The Samson story, then, would be located somewhere in our late teens, and the
Philistine threat is particularly apt for that very familiar passage when we knew
better than our parents and teachers. This should probably come as no surprise, since
our parents and teachers have been trying to convey to us the best of what they have
learned over the years; and it would be unrealistic to expect them to teach us what
they haven't figured out yet. It is appropriate that we enter adulthood with a sense
of commitment to high ideals, appropriate that we see clearly that those ideals make
sense. Much of this will ultimately get built into our conduct as we move out from
our parents' homes and take primarly responsibility for our own life journey.
In the Samson story, that time is not yet. For reasons there is not time to explore
here, I see Samson as the impulsive doer, the absolutist who charges into action
without counting the cost.

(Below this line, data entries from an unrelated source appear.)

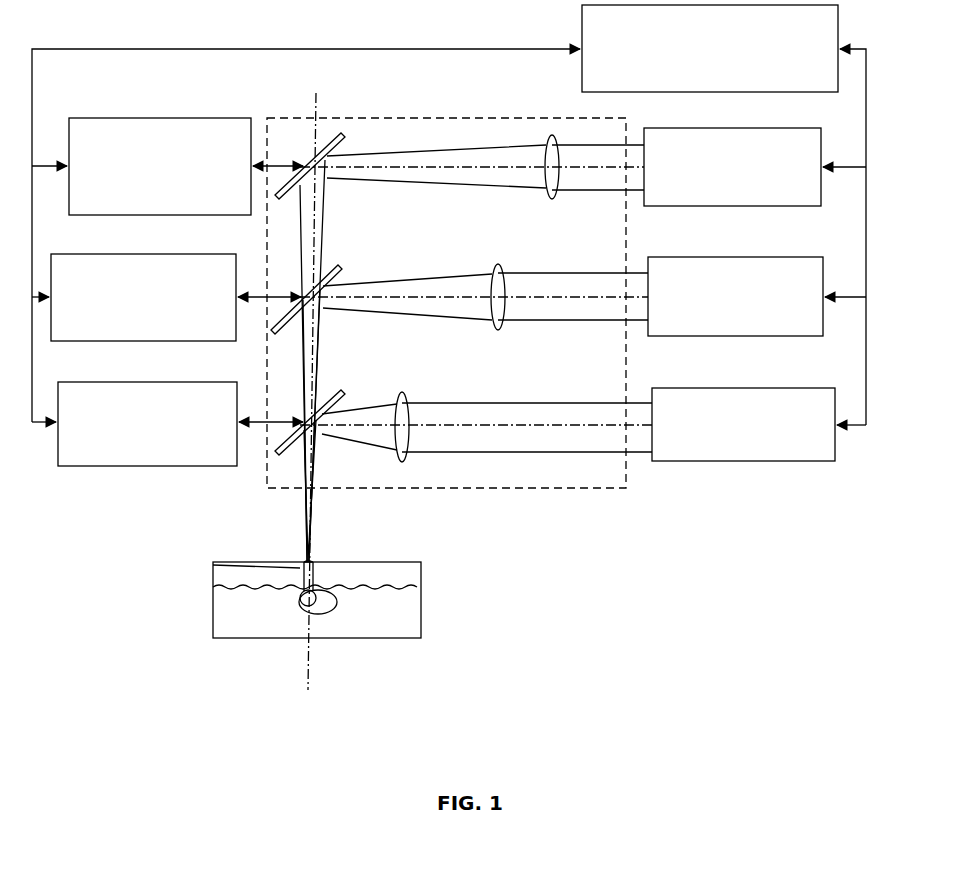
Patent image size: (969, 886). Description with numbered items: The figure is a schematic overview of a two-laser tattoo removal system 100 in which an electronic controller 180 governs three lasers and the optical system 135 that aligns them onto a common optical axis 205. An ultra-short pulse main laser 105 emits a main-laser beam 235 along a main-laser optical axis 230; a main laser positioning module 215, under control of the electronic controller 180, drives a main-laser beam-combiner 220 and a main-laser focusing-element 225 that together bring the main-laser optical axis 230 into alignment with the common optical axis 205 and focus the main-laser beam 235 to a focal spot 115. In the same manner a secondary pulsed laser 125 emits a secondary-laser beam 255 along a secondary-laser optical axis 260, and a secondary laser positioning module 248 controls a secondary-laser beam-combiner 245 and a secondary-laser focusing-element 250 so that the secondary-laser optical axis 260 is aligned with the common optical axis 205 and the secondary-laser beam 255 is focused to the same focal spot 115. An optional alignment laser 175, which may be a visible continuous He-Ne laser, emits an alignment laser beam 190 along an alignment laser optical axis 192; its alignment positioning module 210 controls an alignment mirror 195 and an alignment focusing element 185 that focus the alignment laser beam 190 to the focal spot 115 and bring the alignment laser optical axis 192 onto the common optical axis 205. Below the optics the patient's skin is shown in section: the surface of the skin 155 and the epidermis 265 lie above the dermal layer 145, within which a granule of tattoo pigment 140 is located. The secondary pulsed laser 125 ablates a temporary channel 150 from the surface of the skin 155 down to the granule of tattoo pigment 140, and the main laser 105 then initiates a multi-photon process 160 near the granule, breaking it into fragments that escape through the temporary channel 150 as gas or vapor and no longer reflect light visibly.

The laser processing system 100 is at (577, 730).
The ultra-short pulse main laser 105 is at (743, 424).
The focal spot 115 is at (311, 564).
The secondary pulsed laser 125 is at (735, 296).
The optical system 135 is at (628, 492).
The granule of tattoo pigment 140 is at (332, 611).
The dermal layer 145 is at (213, 605).
The temporary channel 150 is at (304, 566).
The surface of the skin 155 is at (213, 564).
The multi-photon process 160 is at (305, 606).
The alignment laser 175 is at (732, 167).
The electronic controller 180 is at (449, 215).
The alignment focusing element 185 is at (548, 136).
The alignment laser beam 190 is at (462, 145).
The alignment laser optical axis 192 is at (412, 168).
The alignment mirror 195 is at (343, 132).
The common optical axis 205 is at (313, 114).
The alignment positioning module 210 is at (186, 166).
The main laser positioning module 215 is at (180, 424).
The main-laser beam-combiner 220 is at (277, 452).
The main-laser focusing-element 225 is at (405, 463).
The main-laser optical axis 230 is at (555, 440).
The main-laser beam 235 is at (460, 454).
The secondary-laser beam-combiner 245 is at (302, 294).
The secondary laser positioning module 248 is at (176, 297).
The secondary-laser focusing-element 250 is at (496, 264).
The secondary-laser beam 255 is at (582, 272).
The secondary-laser optical axis 260 is at (534, 296).
The epidermis 265 is at (421, 578).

The interplay between this attitude and the "I have more
understanding than all my teachers" is a fascinating one, reflected, I believe, in
the tension betweeen Samson's proclivity for Philistine women and his conflicts with
Philistine men. Certainly the Philistine attitude is defeated not by better arguments
but by life experience.
To summarize, then, if we are inclined to be Philistines, our theology offers us
ample resources. We have an immense theology, a whole arsenal of spiritual swords and
shields and chariots and horses. We can joust to our heart's content. That theology
itself, though, tells us to expect frustration if all we want to do is understand.
Theology is something we are supposed to think about and do. not just something we
are supposed to think about. It is only when we start trying to do the truth that we
begin to find out what it means, that we begin to move from "knowledge of Knowledges"
toward that "Knowledge" which can rightly be called wisdom.